Master and Slave chaotic system’s initial conditions were chosen as in the study [16]. To eliminate nonlinear components as the fuzzy control functions being, V1(t)=-k1e1, V2(t)=-k2e2, V3(t)=-k3e3.

$\mu_{1}(t)=y_{s} Z_{s}-y_{m} Z_{m}+V_{1}(t)$

$\mu_{2}(t)=V_{2}(t)$

$\mu_{3}(t)=y_{m}^{2}-y_{s}^{2}$     (5)

while calculating μ1(t), μ2(t) and μ3(t), k1, k2and k3 values are selected as k1=20, k2=30, k3=10, respectively.

Rucklidge system’s master-slave synchronization is illustrated in Figure 4.

Figure 4. The master-slave synchronization’s block diagram

The inputs of fuzzy system are error (e) and the nonlinear component signal (μt) for each state variable. Figure 5 shows the membership functions of the fuzzy system.

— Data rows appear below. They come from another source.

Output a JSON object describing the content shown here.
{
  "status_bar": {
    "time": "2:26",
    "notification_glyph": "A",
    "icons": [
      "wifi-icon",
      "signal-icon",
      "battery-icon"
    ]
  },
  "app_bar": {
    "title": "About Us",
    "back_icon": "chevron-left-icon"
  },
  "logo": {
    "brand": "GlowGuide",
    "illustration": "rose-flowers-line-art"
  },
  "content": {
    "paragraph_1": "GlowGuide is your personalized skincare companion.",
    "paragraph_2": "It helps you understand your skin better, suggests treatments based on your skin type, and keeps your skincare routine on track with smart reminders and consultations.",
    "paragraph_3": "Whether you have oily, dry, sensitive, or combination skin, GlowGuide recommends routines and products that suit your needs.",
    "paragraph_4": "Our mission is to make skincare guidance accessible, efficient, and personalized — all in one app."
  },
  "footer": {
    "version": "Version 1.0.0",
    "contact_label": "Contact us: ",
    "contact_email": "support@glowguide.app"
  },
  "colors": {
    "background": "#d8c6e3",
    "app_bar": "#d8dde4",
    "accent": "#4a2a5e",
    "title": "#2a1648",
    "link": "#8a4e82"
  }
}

Figure 5. a- The input MF for error, b- The input MF for nonlinear component signal and c- The output MF

Table 1 shows the rule table for the designed fuzzy control.

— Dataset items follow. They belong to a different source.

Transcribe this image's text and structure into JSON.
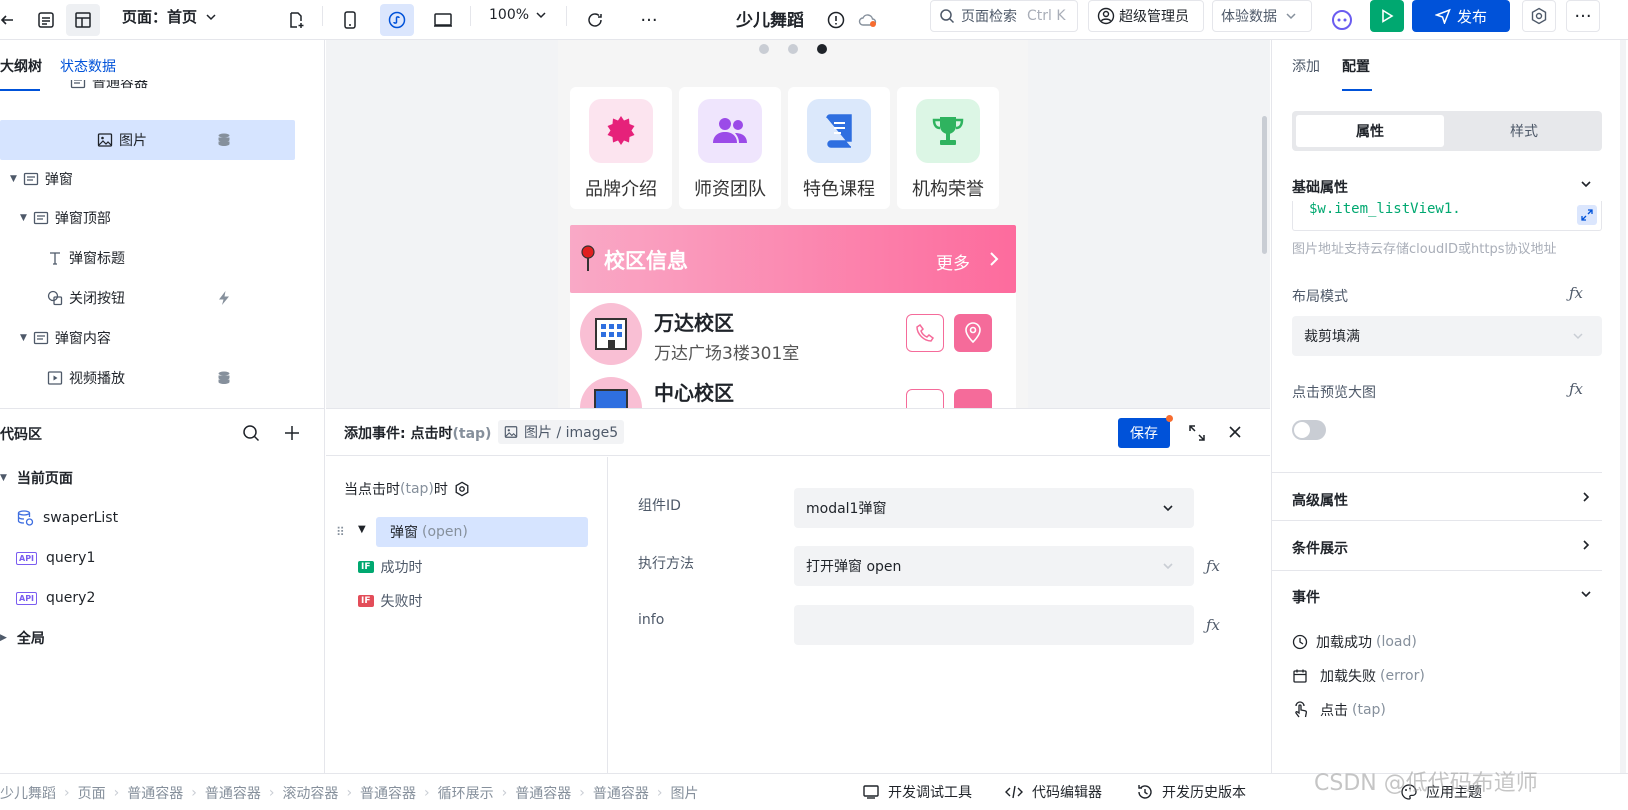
{
  "topbar": {
    "page_selector": "页面：首页",
    "zoom": "100%",
    "app_name": "少儿舞蹈",
    "search_label": "页面检索",
    "search_shortcut": "Ctrl K",
    "user_label": "超级管理员",
    "data_mode": "体验数据",
    "publish_label": "发布"
  },
  "left": {
    "tabs": [
      "大纲树",
      "状态数据"
    ],
    "tree": [
      {
        "label": "普通容器",
        "icon": "container-icon"
      },
      {
        "label": "图片",
        "icon": "image-icon",
        "selected": true,
        "badge": "database-icon"
      },
      {
        "label": "弹窗",
        "icon": "container-icon"
      },
      {
        "label": "弹窗顶部",
        "icon": "container-icon"
      },
      {
        "label": "弹窗标题",
        "icon": "text-icon"
      },
      {
        "label": "关闭按钮",
        "icon": "button-icon",
        "badge": "lightning-icon"
      },
      {
        "label": "弹窗内容",
        "icon": "container-icon"
      },
      {
        "label": "视频播放",
        "icon": "video-icon",
        "badge": "database-icon"
      }
    ],
    "code_title": "代码区",
    "code_groups": {
      "current": "当前页面",
      "items": [
        "swaperList",
        "query1",
        "query2"
      ],
      "global": "全局"
    }
  },
  "phone": {
    "grid": [
      {
        "label": "品牌介绍",
        "color": "#fce4ef",
        "iconColor": "#e6217a",
        "icon": "badge-icon"
      },
      {
        "label": "师资团队",
        "color": "#efe5fd",
        "iconColor": "#9b4be8",
        "icon": "team-icon"
      },
      {
        "label": "特色课程",
        "color": "#dbe8fb",
        "iconColor": "#2f6fe0",
        "icon": "book-icon"
      },
      {
        "label": "机构荣誉",
        "color": "#dcf6e5",
        "iconColor": "#2fb35f",
        "icon": "trophy-icon"
      }
    ],
    "campus_header": "校区信息",
    "more": "更多",
    "campuses": [
      {
        "name": "万达校区",
        "addr": "万达广场3楼301室"
      },
      {
        "name": "中心校区",
        "addr": ""
      }
    ]
  },
  "event": {
    "title": "添加事件: 点击时",
    "title_tag": "(tap)",
    "target": "图片 / image5",
    "save": "保存",
    "trigger": "当点击时",
    "trigger_tag": "(tap)",
    "trigger_suffix": "时",
    "action": "弹窗",
    "action_tag": "(open)",
    "success": "成功时",
    "fail": "失败时",
    "fields": {
      "component_label": "组件ID",
      "component_value": "modal1弹窗",
      "method_label": "执行方法",
      "method_value": "打开弹窗 open",
      "info_label": "info",
      "info_value": ""
    }
  },
  "right": {
    "tabs": [
      "添加",
      "配置"
    ],
    "seg": [
      "属性",
      "样式"
    ],
    "basic": "基础属性",
    "code_value": "$w.item_listView1.",
    "hint": "图片地址支持云存储cloudID或https协议地址",
    "layout_label": "布局模式",
    "layout_value": "裁剪填满",
    "preview_label": "点击预览大图",
    "advanced": "高级属性",
    "condition": "条件展示",
    "events": "事件",
    "event_items": [
      {
        "label": "加载成功",
        "tag": "(load)"
      },
      {
        "label": "加载失败",
        "tag": "(error)"
      },
      {
        "label": "点击",
        "tag": "(tap)"
      }
    ]
  },
  "bottom": {
    "crumbs": [
      "少儿舞蹈",
      "页面",
      "普通容器",
      "普通容器",
      "滚动容器",
      "普通容器",
      "循环展示",
      "普通容器",
      "普通容器",
      "图片"
    ],
    "tools": [
      "开发调试工具",
      "代码编辑器",
      "开发历史版本",
      "应用主题"
    ],
    "watermark": "CSDN @低代码布道师"
  },
  "colors": {
    "primary": "#0052d9",
    "green": "#00a870",
    "selected": "#d6e4ff"
  }
}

Table 1. Fuzzy controller’s rule table

     e

µ

NB

NS

Z

PS

PB

NB

NB

NB

NS

NS

Z

NS

NB

NS

NS

Z

Z

Z

NS

Z

Z

PS

PS

PS

Z

Z

PS

PS

PB

PB

Z

PS

PS

PB

PB

2.3 Image encryption on Master-Slave system

The block diagram to be used for image encryption in secure communication using the master-slave synchronization structure is shown in Figure 6 [23].

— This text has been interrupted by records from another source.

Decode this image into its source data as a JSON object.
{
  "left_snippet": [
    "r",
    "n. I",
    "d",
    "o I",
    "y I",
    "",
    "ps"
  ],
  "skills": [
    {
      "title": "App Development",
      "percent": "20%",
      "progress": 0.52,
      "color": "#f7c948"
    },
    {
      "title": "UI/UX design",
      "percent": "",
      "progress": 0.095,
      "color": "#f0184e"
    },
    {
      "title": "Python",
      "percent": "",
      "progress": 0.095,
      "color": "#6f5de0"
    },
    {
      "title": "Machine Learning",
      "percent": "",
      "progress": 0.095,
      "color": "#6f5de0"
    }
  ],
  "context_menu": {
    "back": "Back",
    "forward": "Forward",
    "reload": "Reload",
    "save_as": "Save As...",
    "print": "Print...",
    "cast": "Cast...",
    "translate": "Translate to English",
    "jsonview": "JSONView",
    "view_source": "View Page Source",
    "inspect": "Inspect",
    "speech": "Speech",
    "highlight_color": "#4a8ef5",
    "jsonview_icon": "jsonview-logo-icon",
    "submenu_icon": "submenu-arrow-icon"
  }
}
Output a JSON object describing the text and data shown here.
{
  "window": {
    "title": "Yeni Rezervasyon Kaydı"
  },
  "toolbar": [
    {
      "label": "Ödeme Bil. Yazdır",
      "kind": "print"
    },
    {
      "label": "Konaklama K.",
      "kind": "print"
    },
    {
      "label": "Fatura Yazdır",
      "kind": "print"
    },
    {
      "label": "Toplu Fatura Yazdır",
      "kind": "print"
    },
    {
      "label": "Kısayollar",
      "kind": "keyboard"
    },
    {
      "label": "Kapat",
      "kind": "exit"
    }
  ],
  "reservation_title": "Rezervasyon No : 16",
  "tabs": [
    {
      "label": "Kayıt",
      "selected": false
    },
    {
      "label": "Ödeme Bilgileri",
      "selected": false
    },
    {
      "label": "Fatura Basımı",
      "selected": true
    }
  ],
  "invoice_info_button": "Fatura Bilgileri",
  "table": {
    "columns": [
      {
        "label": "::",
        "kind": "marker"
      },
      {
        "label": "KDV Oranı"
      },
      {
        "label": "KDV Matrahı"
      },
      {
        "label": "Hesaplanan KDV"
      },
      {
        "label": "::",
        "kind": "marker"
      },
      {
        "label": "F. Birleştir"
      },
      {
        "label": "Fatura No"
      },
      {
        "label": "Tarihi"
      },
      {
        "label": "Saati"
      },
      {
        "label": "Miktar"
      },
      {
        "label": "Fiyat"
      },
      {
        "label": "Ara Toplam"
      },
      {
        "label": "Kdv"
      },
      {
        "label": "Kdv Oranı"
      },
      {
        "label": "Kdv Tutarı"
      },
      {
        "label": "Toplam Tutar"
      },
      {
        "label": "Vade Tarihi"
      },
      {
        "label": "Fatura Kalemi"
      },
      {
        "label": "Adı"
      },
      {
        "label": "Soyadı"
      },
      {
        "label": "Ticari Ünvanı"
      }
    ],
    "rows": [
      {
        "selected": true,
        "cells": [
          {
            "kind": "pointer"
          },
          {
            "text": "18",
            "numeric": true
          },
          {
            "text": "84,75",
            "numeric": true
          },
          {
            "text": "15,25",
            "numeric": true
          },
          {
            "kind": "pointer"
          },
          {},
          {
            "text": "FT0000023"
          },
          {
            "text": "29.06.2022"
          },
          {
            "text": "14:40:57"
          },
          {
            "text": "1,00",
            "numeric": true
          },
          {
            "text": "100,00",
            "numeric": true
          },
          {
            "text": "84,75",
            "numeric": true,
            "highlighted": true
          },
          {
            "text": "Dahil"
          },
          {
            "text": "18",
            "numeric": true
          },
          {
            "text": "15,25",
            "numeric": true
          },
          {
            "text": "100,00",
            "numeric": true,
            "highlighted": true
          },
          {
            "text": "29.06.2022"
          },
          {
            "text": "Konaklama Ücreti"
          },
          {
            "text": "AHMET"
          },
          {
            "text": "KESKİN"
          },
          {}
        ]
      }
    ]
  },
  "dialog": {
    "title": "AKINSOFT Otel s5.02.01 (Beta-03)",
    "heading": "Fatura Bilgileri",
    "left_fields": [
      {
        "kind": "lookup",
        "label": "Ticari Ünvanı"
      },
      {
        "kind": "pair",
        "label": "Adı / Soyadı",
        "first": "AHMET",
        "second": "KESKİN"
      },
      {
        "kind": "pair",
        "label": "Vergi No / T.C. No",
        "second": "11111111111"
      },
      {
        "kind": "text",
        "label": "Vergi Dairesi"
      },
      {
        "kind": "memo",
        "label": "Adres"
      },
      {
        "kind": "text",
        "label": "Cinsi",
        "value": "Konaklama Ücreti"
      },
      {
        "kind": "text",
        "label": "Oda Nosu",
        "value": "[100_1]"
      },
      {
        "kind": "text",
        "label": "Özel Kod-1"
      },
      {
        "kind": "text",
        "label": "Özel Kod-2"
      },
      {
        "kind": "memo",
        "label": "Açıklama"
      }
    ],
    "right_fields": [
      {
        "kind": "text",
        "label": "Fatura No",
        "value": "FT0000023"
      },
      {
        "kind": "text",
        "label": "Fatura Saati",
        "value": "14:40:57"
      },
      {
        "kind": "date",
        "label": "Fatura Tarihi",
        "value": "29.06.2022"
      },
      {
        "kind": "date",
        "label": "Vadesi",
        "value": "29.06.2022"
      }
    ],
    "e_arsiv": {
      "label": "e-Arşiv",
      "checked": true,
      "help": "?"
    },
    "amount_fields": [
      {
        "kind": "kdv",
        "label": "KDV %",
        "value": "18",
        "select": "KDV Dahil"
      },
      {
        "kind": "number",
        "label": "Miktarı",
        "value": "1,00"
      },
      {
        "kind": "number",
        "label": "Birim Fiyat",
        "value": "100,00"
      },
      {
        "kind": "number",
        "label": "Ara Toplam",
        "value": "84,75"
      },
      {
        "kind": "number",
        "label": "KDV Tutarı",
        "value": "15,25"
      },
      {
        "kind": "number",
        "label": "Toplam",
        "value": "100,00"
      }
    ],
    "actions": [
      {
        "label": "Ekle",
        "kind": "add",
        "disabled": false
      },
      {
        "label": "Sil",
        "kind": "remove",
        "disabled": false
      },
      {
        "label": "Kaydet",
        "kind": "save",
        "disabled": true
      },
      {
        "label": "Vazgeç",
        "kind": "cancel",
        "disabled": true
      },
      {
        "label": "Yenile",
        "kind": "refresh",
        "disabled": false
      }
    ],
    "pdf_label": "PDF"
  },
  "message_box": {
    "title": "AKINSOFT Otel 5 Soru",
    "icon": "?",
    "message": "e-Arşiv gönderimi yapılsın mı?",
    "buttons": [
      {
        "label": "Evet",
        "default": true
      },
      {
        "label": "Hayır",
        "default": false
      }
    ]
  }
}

Figure 6. The schematic diagram of image encryption and decryption of chaos synchronization

2.4 Lyapunov exponents of the system

Lyapunov exponents mathematically indicate whether a system has time series. As it is known, since chaotic systems react very sensitively to initial conditions, this method expresses this sensitivity numerically. The fact that at least one of the Lyapunov exponents represented by L is positive indicates that the system is chaotic [29]. L1=1.2528, L2=0.0018 and L3=-0.2546 are obtained when the parameters are fixed as specified (M=2 and L=6.7) and this system is started to run for initial conditions (1, 0, 4.5).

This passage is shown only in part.